For implementation context, the threat patterns documented in LLMjacking: How Attackers Hijack AI Using Compromised NHIs show why AI value cannot be separated from credential exposure and execution abuse. The same discipline applies when mapping outcomes to the identity and secret controls discussed in the NIST Cybersecurity Framework 2.0.

Why It Matters in NHI Security

Return On AI matters because insecure AI can look profitable right up until compromised identities, exposed secrets, or unbounded agent permissions erase the gains. If the calculation ignores control costs, an organisation may scale a fragile workflow that is cheap to run but expensive to recover after abuse. NHI Management Group research on The State of Secrets in AppSec shows how persistent secrets-management weaknesses can drag remediation into long cycles, while the LLMjacking research illustrates how quickly exposed credentials can be operationalised by attackers. A real Return On AI discussion therefore includes trustworthiness, not just throughput.
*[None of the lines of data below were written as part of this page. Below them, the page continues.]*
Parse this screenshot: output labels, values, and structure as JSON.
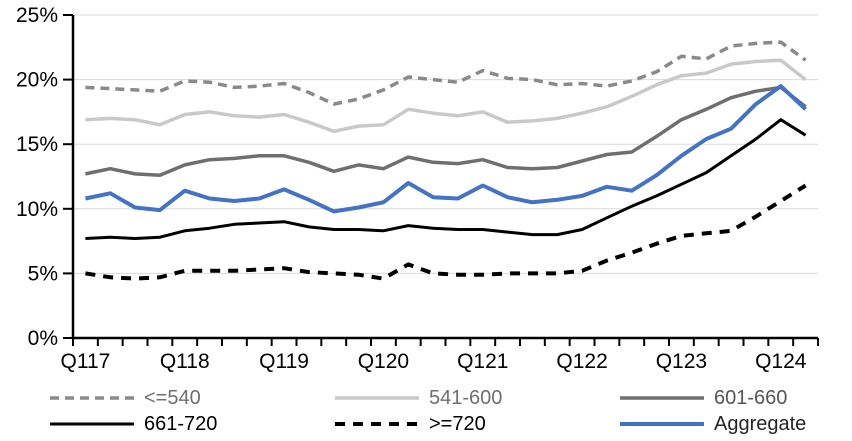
{
  "chart_data": {
    "type": "line",
    "title": "",
    "grid": true,
    "legend_position": "bottom",
    "axis_color": "#000000",
    "gridline_color": "#d9d9d9",
    "y_axis": {
      "min": 0,
      "max": 25,
      "step": 5,
      "format": "percent",
      "tick_values": [
        0,
        5,
        10,
        15,
        20,
        25
      ],
      "labels": [
        "0%",
        "5%",
        "10%",
        "15%",
        "20%",
        "25%"
      ]
    },
    "x_axis": {
      "tick_labels": [
        "Q117",
        "Q118",
        "Q119",
        "Q120",
        "Q121",
        "Q122",
        "Q123",
        "Q124"
      ],
      "label_every_n_points": 4
    },
    "categories": [
      "Q117",
      "Q217",
      "Q317",
      "Q417",
      "Q118",
      "Q218",
      "Q318",
      "Q418",
      "Q119",
      "Q219",
      "Q319",
      "Q419",
      "Q120",
      "Q220",
      "Q320",
      "Q420",
      "Q121",
      "Q221",
      "Q321",
      "Q421",
      "Q122",
      "Q222",
      "Q322",
      "Q422",
      "Q123",
      "Q223",
      "Q323",
      "Q423",
      "Q124",
      "Q224"
    ],
    "series": [
      {
        "name": "<=540",
        "color": "#8a8a8a",
        "label_color": "#6f6f6f",
        "dash": true,
        "width": 3.5,
        "dash_pattern": "9 6",
        "values": [
          19.4,
          19.3,
          19.2,
          19.1,
          19.9,
          19.8,
          19.4,
          19.5,
          19.7,
          19.0,
          18.1,
          18.5,
          19.2,
          20.2,
          20.0,
          19.8,
          20.7,
          20.1,
          20.0,
          19.6,
          19.7,
          19.5,
          19.9,
          20.6,
          21.8,
          21.6,
          22.6,
          22.8,
          22.9,
          21.5
        ]
      },
      {
        "name": "541-600",
        "color": "#c9c9c9",
        "label_color": "#6f6f6f",
        "dash": false,
        "width": 3.5,
        "dash_pattern": "",
        "values": [
          16.9,
          17.0,
          16.9,
          16.5,
          17.3,
          17.5,
          17.2,
          17.1,
          17.3,
          16.7,
          16.0,
          16.4,
          16.5,
          17.7,
          17.4,
          17.2,
          17.5,
          16.7,
          16.8,
          17.0,
          17.4,
          17.9,
          18.7,
          19.6,
          20.3,
          20.5,
          21.2,
          21.4,
          21.5,
          20.0
        ]
      },
      {
        "name": "601-660",
        "color": "#6f6f6f",
        "label_color": "#565656",
        "dash": false,
        "width": 3.5,
        "dash_pattern": "",
        "values": [
          12.7,
          13.1,
          12.7,
          12.6,
          13.4,
          13.8,
          13.9,
          14.1,
          14.1,
          13.6,
          12.9,
          13.4,
          13.1,
          14.0,
          13.6,
          13.5,
          13.8,
          13.2,
          13.1,
          13.2,
          13.7,
          14.2,
          14.4,
          15.6,
          16.9,
          17.7,
          18.6,
          19.1,
          19.4,
          17.9
        ]
      },
      {
        "name": "661-720",
        "color": "#000000",
        "label_color": "#000000",
        "dash": false,
        "width": 3,
        "dash_pattern": "",
        "values": [
          7.7,
          7.8,
          7.7,
          7.8,
          8.3,
          8.5,
          8.8,
          8.9,
          9.0,
          8.6,
          8.4,
          8.4,
          8.3,
          8.7,
          8.5,
          8.4,
          8.4,
          8.2,
          8.0,
          8.0,
          8.4,
          9.3,
          10.2,
          11.0,
          11.9,
          12.8,
          14.1,
          15.4,
          16.9,
          15.7
        ]
      },
      {
        "name": ">=720",
        "color": "#000000",
        "label_color": "#000000",
        "dash": true,
        "width": 4,
        "dash_pattern": "10 8",
        "values": [
          5.0,
          4.7,
          4.6,
          4.7,
          5.2,
          5.2,
          5.2,
          5.3,
          5.4,
          5.1,
          5.0,
          4.9,
          4.6,
          5.7,
          5.0,
          4.9,
          4.9,
          5.0,
          5.0,
          5.0,
          5.2,
          6.0,
          6.6,
          7.3,
          7.9,
          8.1,
          8.3,
          9.4,
          10.6,
          11.8
        ]
      },
      {
        "name": "Aggregate",
        "color": "#4472c4",
        "label_color": "#262626",
        "dash": false,
        "width": 4,
        "dash_pattern": "",
        "values": [
          10.8,
          11.2,
          10.1,
          9.9,
          11.4,
          10.8,
          10.6,
          10.8,
          11.5,
          10.7,
          9.8,
          10.1,
          10.5,
          12.0,
          10.9,
          10.8,
          11.8,
          10.9,
          10.5,
          10.7,
          11.0,
          11.7,
          11.4,
          12.6,
          14.1,
          15.4,
          16.2,
          18.1,
          19.5,
          17.7
        ]
      }
    ]
  }
}
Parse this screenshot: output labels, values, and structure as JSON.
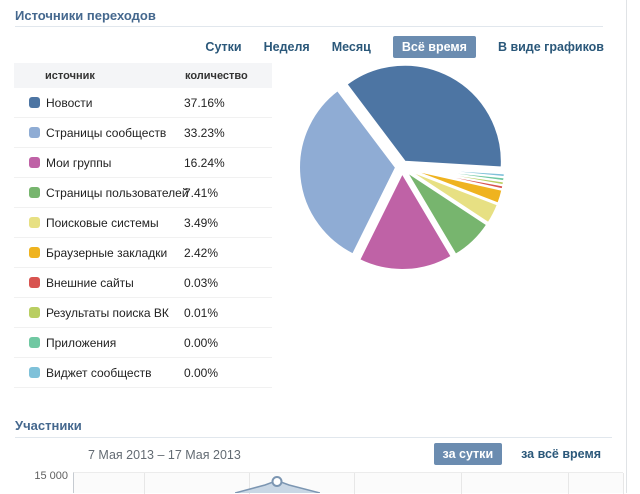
{
  "accent_colors": {
    "heading": "#45688E",
    "link": "#2B587A",
    "active_button_bg": "#6B8CB0",
    "active_button_text": "#FFFFFF"
  },
  "sources_section": {
    "title": "Источники переходов",
    "tabs": [
      {
        "key": "day",
        "label": "Сутки",
        "active": false
      },
      {
        "key": "week",
        "label": "Неделя",
        "active": false
      },
      {
        "key": "month",
        "label": "Месяц",
        "active": false
      },
      {
        "key": "all-time",
        "label": "Всё время",
        "active": true
      },
      {
        "key": "as-graphs",
        "label": "В виде графиков",
        "active": false
      }
    ],
    "table": {
      "headers": {
        "source": "источник",
        "count": "количество"
      },
      "rows": [
        {
          "label": "Новости",
          "value": "37.16%"
        },
        {
          "label": "Страницы сообществ",
          "value": "33.23%"
        },
        {
          "label": "Мои группы",
          "value": "16.24%"
        },
        {
          "label": "Страницы пользователей",
          "value": "7.41%"
        },
        {
          "label": "Поисковые системы",
          "value": "3.49%"
        },
        {
          "label": "Браузерные закладки",
          "value": "2.42%"
        },
        {
          "label": "Внешние сайты",
          "value": "0.03%"
        },
        {
          "label": "Результаты поиска ВК",
          "value": "0.01%"
        },
        {
          "label": "Приложения",
          "value": "0.00%"
        },
        {
          "label": "Виджет сообществ",
          "value": "0.00%"
        }
      ]
    }
  },
  "members_section": {
    "title": "Участники",
    "date_range": "7 Мая 2013 – 17 Мая 2013",
    "buttons": [
      {
        "key": "per-day",
        "label": "за сутки",
        "active": true
      },
      {
        "key": "all-time",
        "label": "за всё время",
        "active": false
      }
    ],
    "y_tick": "15 000"
  },
  "chart_data": [
    {
      "type": "pie",
      "title": "Источники переходов",
      "unit": "%",
      "categories": [
        "Новости",
        "Страницы сообществ",
        "Мои группы",
        "Страницы пользователей",
        "Поисковые системы",
        "Браузерные закладки",
        "Внешние сайты",
        "Результаты поиска ВК",
        "Приложения",
        "Виджет сообществ"
      ],
      "values": [
        37.16,
        33.23,
        16.24,
        7.41,
        3.49,
        2.42,
        0.03,
        0.01,
        0.0,
        0.0
      ],
      "colors": [
        "#4D75A3",
        "#8FACD4",
        "#BF62A6",
        "#77B56E",
        "#E7E083",
        "#EFB31F",
        "#D85450",
        "#B9CE62",
        "#70C8A2",
        "#7FC1D9"
      ],
      "legend_position": "left",
      "style": "exploded",
      "start_angle_deg": -37,
      "min_visible_slice_pct": 0.65
    },
    {
      "type": "area",
      "title": "Участники",
      "x_range_label": "7 Мая 2013 – 17 Мая 2013",
      "visible_y_ticks": [
        "15 000"
      ],
      "partially_visible": true
    }
  ]
}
One relevant NHIMG stat underscores the risk: when AWS credentials are exposed publicly, attackers attempt access within an average of 17 minutes, and sometimes as quickly as 9 minutes. That speed means value claims can evaporate before the organisation even notices the abuse. Organisational leaders typically encounter negative Return On AI only after a credential leak, hallucinated agent action, or audit failure forces a reset, at which point the term becomes operationally unavoidable to address.

Standards & Framework Alignment

This section maps relevant standards and security frameworks to the operational risks and controls described in this guidance.

OWASP Non-Human Identity Top 10 address the attack and risk surface, while NIST CSF 2.0 and NIST AI RMF set the governance and control requirements practitioners need to meet.

Framework Control / Reference Relevance
NIST CSF 2.0 PR.AC-1 Return on AI depends on proving AI actions are bound to authorised identities.
NIST AI RMF AI RMF frames value claims around manageability, reliability, and risk-aware outcomes.
OWASP Non-Human Identity Top 10 NHI-02 Secret exposure and uncontrolled NHI use can invalidate claimed AI value.

Measure AI benefits only alongside documented risks, controls, and operational evidence.